Eagle Eye
Dopo aver riattualizzato il concetto di "La finestra sul cortile" (tanto che sono stati citati per plagio) per Disturbia, il trio Steven Spielberg (soggettista e produttore), DJ Caruso (regista) e Shia Labeouf (attore) riprova la stessa formula prendendo stavolta spunto da Stanley Kubrick (non citiamo il film particolare visto che buona parte della suspanse si gioca su questa sorpresa). Da citare come ispirazione principale ci sarebbe però anche "Nemico Pubblico": all’inizio una pubblicità all’Atto di forza (ok, è l’ultima delle citazioni) e cioè, un’informazione che il nostro protagonista ascolta senza rendersene conto dalla radio, quella che ormai anche i cellulari spenti siano una sorta di cimici che rendono ascoltabili qualsiasi conversazione che gli si svolga intorno, già rende chiaro come tutto il film si baserà sul conflitto tra la privacy e la sicurezza nazionale.

Il richiamo, nel prologo, alla guerra mediorientale ne è dopotutto la giustificazione morale. I conflitti su vasta scala hanno da sempre stimolato la tecnologia, e di riflesso, consentito un maggiore controllo interno dei propri cittadini. Il concetto è già stato esplorato da tanti libri (da 1984 in poi) e film, ma negli ultimi tempi è stato sempre più fonte d’ispirazione per il cinema contemporaneo. In "Eagle eye" è da una parte la spina dorsale della storia, dall’altra un ottimo espediente per costruire situazioni di action movie (la fuga di innocenti ingiustamente colpevoli è un cavallo spesso vincente per sceneggiature in cerca di suspanse) e quel mistero che tiene sulle spine fino alle conclusive rivelazioni (Scusate... avevamo detto niente più rimandi ad altri film, ma la costruzione del finale è troppo simile a "Minority report" per non ricordarlo). Se poi ci aggiungete quel senso di impotenza davanti la forza "del cattivo" che fa attendere il catartico epilogo come un sospiro dopo minuti di apnea, allora si potrà comprendere come il coinvolgimento sia garantito. Nonostante però gli effetti speciali a go-go, gli inseguimenti ovunque e in tutti i modi e i vari rimandi all’attualità, DJ Caruso non riesce a realizzare un prodotto visivamente e intellettualmente accattivante (ed ha anche qualche incongruenza narrativa, ma nulla di grave).
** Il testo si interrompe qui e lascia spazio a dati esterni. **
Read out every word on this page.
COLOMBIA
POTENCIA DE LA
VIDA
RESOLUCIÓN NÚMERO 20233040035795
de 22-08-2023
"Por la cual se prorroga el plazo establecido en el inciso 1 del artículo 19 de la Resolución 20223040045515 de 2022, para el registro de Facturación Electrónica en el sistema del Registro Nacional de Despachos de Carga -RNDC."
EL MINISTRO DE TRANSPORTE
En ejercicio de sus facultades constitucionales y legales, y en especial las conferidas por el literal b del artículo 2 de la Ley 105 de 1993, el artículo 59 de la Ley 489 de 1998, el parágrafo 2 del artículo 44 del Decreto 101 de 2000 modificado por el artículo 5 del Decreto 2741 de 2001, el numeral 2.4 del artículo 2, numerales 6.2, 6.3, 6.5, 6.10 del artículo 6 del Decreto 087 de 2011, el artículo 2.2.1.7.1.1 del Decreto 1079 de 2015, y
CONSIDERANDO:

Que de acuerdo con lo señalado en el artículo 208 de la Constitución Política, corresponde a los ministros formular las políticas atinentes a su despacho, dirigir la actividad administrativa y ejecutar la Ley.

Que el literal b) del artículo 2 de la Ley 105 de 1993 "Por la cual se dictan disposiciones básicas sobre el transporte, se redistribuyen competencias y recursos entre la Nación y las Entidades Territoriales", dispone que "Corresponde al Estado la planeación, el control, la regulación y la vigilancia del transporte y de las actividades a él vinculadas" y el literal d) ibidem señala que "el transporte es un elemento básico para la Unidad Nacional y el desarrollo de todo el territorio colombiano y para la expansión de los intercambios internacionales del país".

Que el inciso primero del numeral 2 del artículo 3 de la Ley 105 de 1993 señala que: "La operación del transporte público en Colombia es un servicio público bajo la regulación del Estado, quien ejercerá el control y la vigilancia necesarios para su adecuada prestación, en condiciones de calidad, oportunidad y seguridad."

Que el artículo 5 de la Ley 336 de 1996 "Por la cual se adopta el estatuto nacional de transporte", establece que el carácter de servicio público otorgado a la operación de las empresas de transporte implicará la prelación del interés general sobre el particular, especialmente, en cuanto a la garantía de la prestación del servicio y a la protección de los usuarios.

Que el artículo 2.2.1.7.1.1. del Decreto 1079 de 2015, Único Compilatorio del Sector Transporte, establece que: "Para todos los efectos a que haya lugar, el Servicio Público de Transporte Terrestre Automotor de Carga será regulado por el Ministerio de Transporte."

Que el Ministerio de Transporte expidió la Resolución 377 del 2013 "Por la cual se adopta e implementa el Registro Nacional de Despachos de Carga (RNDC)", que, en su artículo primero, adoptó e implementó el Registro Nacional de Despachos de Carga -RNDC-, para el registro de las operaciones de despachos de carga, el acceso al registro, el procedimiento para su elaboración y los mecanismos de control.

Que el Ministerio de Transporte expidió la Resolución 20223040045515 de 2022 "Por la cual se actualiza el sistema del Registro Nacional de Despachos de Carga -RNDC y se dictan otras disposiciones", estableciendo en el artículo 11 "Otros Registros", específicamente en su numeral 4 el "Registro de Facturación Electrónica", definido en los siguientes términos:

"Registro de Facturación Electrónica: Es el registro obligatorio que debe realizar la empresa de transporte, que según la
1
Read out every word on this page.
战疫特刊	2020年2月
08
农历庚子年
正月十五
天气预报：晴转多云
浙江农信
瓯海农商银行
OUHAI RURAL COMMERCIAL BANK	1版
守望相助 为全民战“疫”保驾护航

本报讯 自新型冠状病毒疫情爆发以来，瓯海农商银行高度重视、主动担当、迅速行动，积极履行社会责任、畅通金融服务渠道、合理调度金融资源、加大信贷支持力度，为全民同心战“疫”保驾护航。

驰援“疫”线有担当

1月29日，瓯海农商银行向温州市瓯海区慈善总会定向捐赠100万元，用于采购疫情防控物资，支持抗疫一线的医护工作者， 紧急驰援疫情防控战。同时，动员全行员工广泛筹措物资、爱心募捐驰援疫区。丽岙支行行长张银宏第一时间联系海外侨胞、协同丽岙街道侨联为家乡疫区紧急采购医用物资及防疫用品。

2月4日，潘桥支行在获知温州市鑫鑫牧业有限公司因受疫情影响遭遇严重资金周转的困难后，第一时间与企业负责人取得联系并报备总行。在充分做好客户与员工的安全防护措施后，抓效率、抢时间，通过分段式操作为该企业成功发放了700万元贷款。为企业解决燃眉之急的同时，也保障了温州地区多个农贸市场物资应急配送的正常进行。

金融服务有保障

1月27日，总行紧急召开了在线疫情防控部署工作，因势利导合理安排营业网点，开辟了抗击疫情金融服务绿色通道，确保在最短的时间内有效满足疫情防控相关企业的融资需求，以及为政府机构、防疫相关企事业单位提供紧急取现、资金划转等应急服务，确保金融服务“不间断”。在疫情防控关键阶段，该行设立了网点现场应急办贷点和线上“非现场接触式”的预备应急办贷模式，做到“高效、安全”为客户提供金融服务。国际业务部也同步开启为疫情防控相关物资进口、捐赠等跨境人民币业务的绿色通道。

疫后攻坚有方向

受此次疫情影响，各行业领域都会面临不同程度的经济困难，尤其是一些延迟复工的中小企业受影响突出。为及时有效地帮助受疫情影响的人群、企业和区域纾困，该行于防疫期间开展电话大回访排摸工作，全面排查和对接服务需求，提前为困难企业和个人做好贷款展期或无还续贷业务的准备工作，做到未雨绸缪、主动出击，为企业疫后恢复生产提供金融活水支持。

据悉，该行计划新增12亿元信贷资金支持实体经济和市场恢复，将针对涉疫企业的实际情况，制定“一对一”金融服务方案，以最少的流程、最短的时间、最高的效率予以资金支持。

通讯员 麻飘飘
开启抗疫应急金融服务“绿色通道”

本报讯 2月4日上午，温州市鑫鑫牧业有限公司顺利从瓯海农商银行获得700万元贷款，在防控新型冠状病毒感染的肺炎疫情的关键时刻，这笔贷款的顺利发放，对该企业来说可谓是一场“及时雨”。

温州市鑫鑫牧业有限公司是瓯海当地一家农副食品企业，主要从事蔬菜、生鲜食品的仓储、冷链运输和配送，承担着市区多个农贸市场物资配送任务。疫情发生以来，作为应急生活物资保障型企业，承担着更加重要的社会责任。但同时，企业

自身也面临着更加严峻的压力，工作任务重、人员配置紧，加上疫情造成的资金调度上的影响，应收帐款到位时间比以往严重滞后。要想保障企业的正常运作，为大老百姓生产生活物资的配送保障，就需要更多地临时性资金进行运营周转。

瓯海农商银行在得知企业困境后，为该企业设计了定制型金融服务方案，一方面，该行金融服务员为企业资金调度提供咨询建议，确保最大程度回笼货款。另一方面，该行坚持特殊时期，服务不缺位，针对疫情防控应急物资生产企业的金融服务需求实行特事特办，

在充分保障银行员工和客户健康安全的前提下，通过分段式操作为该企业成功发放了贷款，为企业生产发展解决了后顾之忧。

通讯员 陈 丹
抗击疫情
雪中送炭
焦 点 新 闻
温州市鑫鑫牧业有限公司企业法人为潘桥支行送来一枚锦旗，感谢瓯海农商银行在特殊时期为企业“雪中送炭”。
Tanto è preciso nella confezione, nei protagonisti (anche se assieme la coppia Labeouf/Monaghan non sprizza un’alchimia da tramandare), quanto appare eccessivamente costruito, privo di intuizioni o volontà di parlare realmente e particolarmente (attraverso un film d’azione, perché no!) di una tematica ancora così piena di spunti. Si accontenta di intrattenere, il che non è un male, ma non è neanche il massimo.

La frase: "Jerry Shaw, sei stato attivato".